Köyde yaşamanın kendisi için şantiye hayatıyla başladığına değinen Burcu Cunneen, “Köy hayatına yabancı değilim ama zorluk Fethiye’ye en uzak köy oluşumuzda. Köyde bakkal, eczane, kafe, hırdavatçı hiçbir şey yok. Faralya Köyü harika bir yer, kadınları çok çalışkan. Muhtarın hanımı Zeliha, köyün çiçekçisi Burcu, köyün en çalışkanı Sevgi, mutfak konusunda en marifetlisi İlkay, kilim dokumada hocam olacak olan Behice anam, köyümüzün kitap kurdu Pınar ve iki çocuk annesi olduktan sonra köyde ingilizce öğrenmeye meraklı örnek kadın Mürşide… Onlardan ekim, dikim mevsiminde zeytin toplama, tarhana kaynatma, domates sosu yapma gibi çok şey öğreniyorum” açıklamasını yaptı.

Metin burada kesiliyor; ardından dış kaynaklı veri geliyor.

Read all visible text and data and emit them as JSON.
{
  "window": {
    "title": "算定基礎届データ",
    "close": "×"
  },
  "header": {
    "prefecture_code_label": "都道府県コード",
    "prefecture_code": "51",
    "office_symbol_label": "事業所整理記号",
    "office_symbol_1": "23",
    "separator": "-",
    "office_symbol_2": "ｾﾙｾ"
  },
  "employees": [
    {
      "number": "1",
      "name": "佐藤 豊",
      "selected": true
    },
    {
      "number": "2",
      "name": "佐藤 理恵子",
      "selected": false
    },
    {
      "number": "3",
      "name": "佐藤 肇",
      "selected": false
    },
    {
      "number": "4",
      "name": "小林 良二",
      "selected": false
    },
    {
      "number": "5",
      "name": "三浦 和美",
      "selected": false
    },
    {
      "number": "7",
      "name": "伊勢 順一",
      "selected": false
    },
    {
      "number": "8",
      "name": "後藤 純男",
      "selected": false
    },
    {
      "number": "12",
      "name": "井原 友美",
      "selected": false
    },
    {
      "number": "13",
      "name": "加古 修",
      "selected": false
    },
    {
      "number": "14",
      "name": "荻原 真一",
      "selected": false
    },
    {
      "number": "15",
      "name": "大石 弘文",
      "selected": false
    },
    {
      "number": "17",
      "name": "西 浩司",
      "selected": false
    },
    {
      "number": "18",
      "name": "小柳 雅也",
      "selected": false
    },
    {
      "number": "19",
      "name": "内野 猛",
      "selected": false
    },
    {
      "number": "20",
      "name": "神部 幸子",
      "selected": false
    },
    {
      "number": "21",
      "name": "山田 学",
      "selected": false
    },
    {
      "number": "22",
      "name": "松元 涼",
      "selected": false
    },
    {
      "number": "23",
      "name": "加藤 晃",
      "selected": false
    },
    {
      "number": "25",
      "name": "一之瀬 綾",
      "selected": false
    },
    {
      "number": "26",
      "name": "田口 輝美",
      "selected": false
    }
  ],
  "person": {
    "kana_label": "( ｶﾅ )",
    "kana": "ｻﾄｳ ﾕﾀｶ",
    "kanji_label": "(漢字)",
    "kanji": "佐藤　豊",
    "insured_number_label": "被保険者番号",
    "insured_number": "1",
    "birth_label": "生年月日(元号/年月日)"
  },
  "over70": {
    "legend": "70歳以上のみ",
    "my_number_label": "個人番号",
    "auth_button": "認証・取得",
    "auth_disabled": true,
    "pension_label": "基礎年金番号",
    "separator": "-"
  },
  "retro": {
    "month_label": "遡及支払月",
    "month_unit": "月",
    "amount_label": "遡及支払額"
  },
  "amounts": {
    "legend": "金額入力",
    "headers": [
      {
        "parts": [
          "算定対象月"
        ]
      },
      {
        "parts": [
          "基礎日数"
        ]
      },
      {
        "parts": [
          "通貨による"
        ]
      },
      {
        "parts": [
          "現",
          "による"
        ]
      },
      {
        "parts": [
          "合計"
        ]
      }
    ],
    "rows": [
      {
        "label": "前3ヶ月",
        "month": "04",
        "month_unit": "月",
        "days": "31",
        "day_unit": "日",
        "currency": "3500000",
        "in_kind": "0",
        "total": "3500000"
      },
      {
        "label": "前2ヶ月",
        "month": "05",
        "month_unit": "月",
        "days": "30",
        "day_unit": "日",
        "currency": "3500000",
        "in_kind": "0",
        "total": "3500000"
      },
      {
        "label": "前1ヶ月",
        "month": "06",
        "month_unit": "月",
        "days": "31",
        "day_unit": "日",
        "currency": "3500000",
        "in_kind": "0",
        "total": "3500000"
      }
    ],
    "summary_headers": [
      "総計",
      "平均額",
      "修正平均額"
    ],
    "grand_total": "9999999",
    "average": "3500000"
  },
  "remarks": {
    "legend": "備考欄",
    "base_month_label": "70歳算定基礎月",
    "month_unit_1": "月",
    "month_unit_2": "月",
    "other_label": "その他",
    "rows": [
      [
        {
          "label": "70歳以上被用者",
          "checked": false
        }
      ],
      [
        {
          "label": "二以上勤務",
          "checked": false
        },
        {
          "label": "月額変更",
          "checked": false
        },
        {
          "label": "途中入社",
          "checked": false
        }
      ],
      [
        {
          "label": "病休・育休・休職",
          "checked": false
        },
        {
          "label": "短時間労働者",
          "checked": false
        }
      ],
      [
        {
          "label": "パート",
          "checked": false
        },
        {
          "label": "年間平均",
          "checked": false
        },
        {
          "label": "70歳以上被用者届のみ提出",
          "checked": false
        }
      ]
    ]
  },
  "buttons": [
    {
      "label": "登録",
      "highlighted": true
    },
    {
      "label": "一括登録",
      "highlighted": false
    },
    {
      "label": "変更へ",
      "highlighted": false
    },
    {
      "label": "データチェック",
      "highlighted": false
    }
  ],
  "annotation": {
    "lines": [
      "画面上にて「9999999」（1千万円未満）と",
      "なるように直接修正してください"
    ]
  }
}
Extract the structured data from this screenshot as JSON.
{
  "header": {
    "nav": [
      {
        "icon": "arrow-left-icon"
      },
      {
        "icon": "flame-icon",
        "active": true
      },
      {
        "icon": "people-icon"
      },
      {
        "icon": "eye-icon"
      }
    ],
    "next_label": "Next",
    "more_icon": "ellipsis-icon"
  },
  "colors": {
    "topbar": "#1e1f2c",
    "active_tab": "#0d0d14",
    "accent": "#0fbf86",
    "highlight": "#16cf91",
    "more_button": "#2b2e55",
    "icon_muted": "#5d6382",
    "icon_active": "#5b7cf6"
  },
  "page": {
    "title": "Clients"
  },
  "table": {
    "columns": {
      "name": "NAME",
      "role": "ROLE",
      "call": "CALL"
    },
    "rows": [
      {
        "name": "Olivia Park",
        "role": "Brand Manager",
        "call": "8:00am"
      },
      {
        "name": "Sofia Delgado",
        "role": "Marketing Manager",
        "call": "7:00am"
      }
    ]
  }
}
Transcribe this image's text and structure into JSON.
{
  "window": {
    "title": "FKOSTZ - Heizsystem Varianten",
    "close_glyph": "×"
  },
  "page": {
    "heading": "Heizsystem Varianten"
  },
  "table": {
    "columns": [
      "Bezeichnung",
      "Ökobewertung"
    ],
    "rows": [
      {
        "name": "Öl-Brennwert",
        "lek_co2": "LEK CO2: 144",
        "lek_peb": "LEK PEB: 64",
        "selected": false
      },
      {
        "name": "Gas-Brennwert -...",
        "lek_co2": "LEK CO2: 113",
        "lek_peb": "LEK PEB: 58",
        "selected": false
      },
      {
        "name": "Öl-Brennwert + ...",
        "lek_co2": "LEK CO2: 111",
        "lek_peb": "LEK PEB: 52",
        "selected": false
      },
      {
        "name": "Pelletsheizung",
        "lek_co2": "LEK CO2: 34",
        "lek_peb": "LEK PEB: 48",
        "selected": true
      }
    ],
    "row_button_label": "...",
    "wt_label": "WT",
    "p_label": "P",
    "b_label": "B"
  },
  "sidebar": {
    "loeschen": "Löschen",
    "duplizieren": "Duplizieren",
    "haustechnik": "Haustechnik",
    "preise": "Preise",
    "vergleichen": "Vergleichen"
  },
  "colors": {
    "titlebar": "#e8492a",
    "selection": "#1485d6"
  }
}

‘BİR GÜN MOTORUMLA DÜNYAYI DOLAŞACAĞIM’
Afrika’da yürüttüğü köy enstitüsü projesini köyde de hayata geçirdiğine dikkat çeken Burcu Cunneen, “Amerika’dan Aşkın Hanım ve ailesi gönüllü köyümüze geldiler ve köyün ilk yaz okulunu açtık. Satranç, İngilizce, matematik, resim gibi birçok alanda dersler verdik. Muhtarımız Hasan Bey ile köyümüzde bir ilki başlattık. 29 Ekim’de tüm köy bir araya gelip kazanlarda keşkekler kaynattı. İmamlar, Atatürk, silah arkadaşları ve tüm şehitlerimiz için dualar okudu. Ben rahmetli anneannemin el dikimi mor bindallı kezbence gelinliğini giyip köyün önüne düştüm. Dev Türk bayraklarını Babadağ’ın eteklerinden köyümüzün okuluna kadar taşıdık ve artık bu bir köy geleneği oldu. Şimdi 100’üncü yılımızı kutlayacak oluşumuzun heyecanını yaşıyoruz. Köyün erkekleri de yaptığım işe, verdiğim emeğe çok saygı duyuyorlar. Onların da bir nevi Burcu ablası oldum” detaylarını verdi.
Burcu Cunneen geçimini ise Ölüdeniz’de 2006 yılında kurduğu, bölgenin ilk tescilli yerel sabun markasından sağlıyor. Bunun yanında restore ettiği küçük bir evi de misafirlerine günlük olarak kiralıyor. Geleceğin ise kendisi için belirsiz olduğunu söyleyen Burcu, “Bir hayalim elbette var. Bir gün motorumun üstünde kulağımda Barış Manço’nun sesi ve çocukluğumda kurduğum düşlerin heyecanıyla dünyayı dolaşacağım. İnsanların hayallerine, hayatlarına dokunmak beni çok mutlu ediyor. Bunu içimde bir tohum gibi her daim yeşertiyor, umudumu ve heyecanımı seyahatle birleştirmekse muhteşem olur diye düşünüyorum” ifadelerine yer verdi.